Brakuje również trybów bardziej taktycznych, gdzie nie jesteśmy ograniczeni przez czas. Zabieg twórców jest jednak jasny - rozgrywka ma być dynamiczna oraz szybka i taka właśnie jest. Miejscami brakuje jednak powolnego planowania i kombinowania, zwłaszcza wtedy, gdy gramy z naprawdę dobrymi graczami i komunikujemy się głosowo.

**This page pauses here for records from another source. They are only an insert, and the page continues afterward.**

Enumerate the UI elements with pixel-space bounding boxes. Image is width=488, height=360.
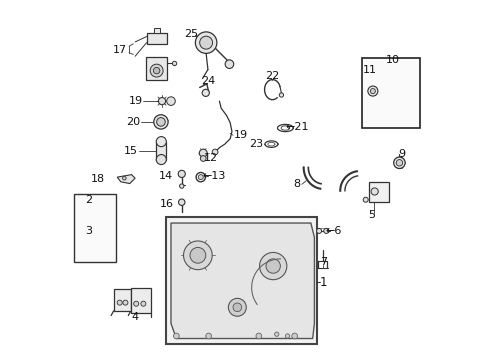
Circle shape [316, 228, 321, 233]
Circle shape [274, 332, 278, 336]
Text: 5: 5 [367, 210, 374, 220]
Circle shape [158, 98, 165, 105]
Circle shape [150, 64, 163, 77]
Circle shape [153, 115, 168, 129]
Circle shape [156, 118, 165, 126]
Circle shape [178, 170, 185, 177]
Text: 7: 7 [319, 257, 326, 267]
Text: 14: 14 [158, 171, 172, 181]
Circle shape [183, 241, 212, 270]
Circle shape [198, 175, 203, 180]
Circle shape [367, 86, 377, 96]
Text: 25: 25 [183, 29, 197, 39]
Circle shape [393, 157, 405, 168]
Circle shape [224, 60, 233, 68]
Circle shape [153, 67, 160, 74]
Text: 19: 19 [128, 96, 142, 106]
Text: 9: 9 [398, 149, 405, 159]
Circle shape [285, 334, 289, 338]
Circle shape [291, 333, 297, 339]
Text: ←21: ←21 [285, 122, 309, 132]
Circle shape [172, 61, 176, 66]
Text: 22: 22 [265, 71, 279, 81]
Circle shape [363, 197, 367, 202]
Text: 1: 1 [319, 276, 326, 289]
Circle shape [178, 199, 184, 206]
Circle shape [279, 93, 283, 97]
Text: ←13: ←13 [202, 171, 225, 181]
Circle shape [179, 184, 183, 188]
Bar [156, 141, 166, 159]
Circle shape [156, 136, 166, 147]
Circle shape [228, 298, 246, 316]
Polygon shape [117, 175, 135, 184]
Text: 19: 19 [233, 130, 247, 140]
Text: 10: 10 [386, 54, 400, 64]
Circle shape [195, 32, 217, 53]
Circle shape [122, 176, 126, 180]
Text: ←6: ←6 [325, 226, 341, 236]
Text: 16: 16 [159, 199, 173, 210]
Bar [153, 28, 159, 33]
Circle shape [190, 247, 205, 263]
Circle shape [156, 154, 166, 165]
Bar [146, 33, 166, 44]
Circle shape [122, 300, 128, 305]
Circle shape [255, 333, 261, 339]
Circle shape [173, 333, 179, 339]
Bar [368, 182, 388, 202]
Bar [74, 194, 116, 262]
Circle shape [395, 159, 402, 166]
Circle shape [369, 89, 375, 94]
Text: 18: 18 [90, 174, 104, 184]
Bar [131, 288, 150, 313]
Circle shape [370, 188, 378, 195]
Circle shape [199, 149, 207, 157]
Circle shape [202, 89, 209, 96]
Bar [145, 57, 167, 80]
Text: 3: 3 [85, 226, 92, 236]
Circle shape [233, 303, 241, 312]
Text: 24: 24 [201, 76, 215, 86]
Circle shape [212, 149, 218, 155]
Circle shape [166, 97, 175, 105]
Circle shape [323, 228, 328, 233]
Text: 2: 2 [85, 195, 92, 205]
Circle shape [199, 36, 212, 49]
Text: 15: 15 [123, 145, 137, 156]
Bar [113, 289, 131, 311]
Bar [166, 217, 316, 344]
Text: 4: 4 [131, 312, 139, 322]
Text: 11: 11 [362, 64, 376, 75]
Circle shape [259, 252, 286, 280]
Text: 12: 12 [203, 153, 217, 163]
Circle shape [141, 301, 145, 306]
Circle shape [200, 156, 206, 161]
Text: 17: 17 [112, 45, 126, 55]
Text: 8: 8 [292, 179, 300, 189]
Circle shape [133, 301, 139, 306]
Text: 20: 20 [126, 117, 140, 127]
Circle shape [205, 333, 211, 339]
Circle shape [265, 259, 280, 273]
Text: 23: 23 [249, 139, 263, 149]
Circle shape [117, 300, 122, 305]
Polygon shape [171, 223, 314, 338]
Bar [362, 58, 419, 128]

Firewall Zero Hour to dowód na to, że PlayStation VR jeszcze nie umarło. Za środowisko trzeba jednak wziąć się z jasnym pomysłem i solidnym wykonaniem, a studio First Contact Entertainment udowadnia, że jest to możliwe. To prawdopodobnie najlepsza gra akcji dostępna na gogle od Sony.

Plusy: Minusy:
  • adrenalina i emocje
  • dobry projekt map
  • wiele broni i gadżetów do odblokowania
  • współpraca z kontrolerem Aim


  • brak singla z prawdziwego zdarzenia
  • okazjonalne błędy i blokowanie postaci
  • przewaga graczy wyposażonych w Aim


Platforma: PS4 VR - Premiera: 29 sierpnia 2018 - Wersja językowa: polska - Rodzaj: FPS, akcja - Dystrybucja: pudełkowa, cyfrowa - Cena: 169 zł - Producent: First Contact Entertainment - Wydawca: Sony Interactive Entertainment - Dystrybutor: Sony Interactive Entertainment Polska



Recenzja Firewall Zero Hour została przygotowana na podstawie egzemplarza na PS4 dostarczonego nieodpłatnie przez firmę Sony Interactive Entertainment Polska.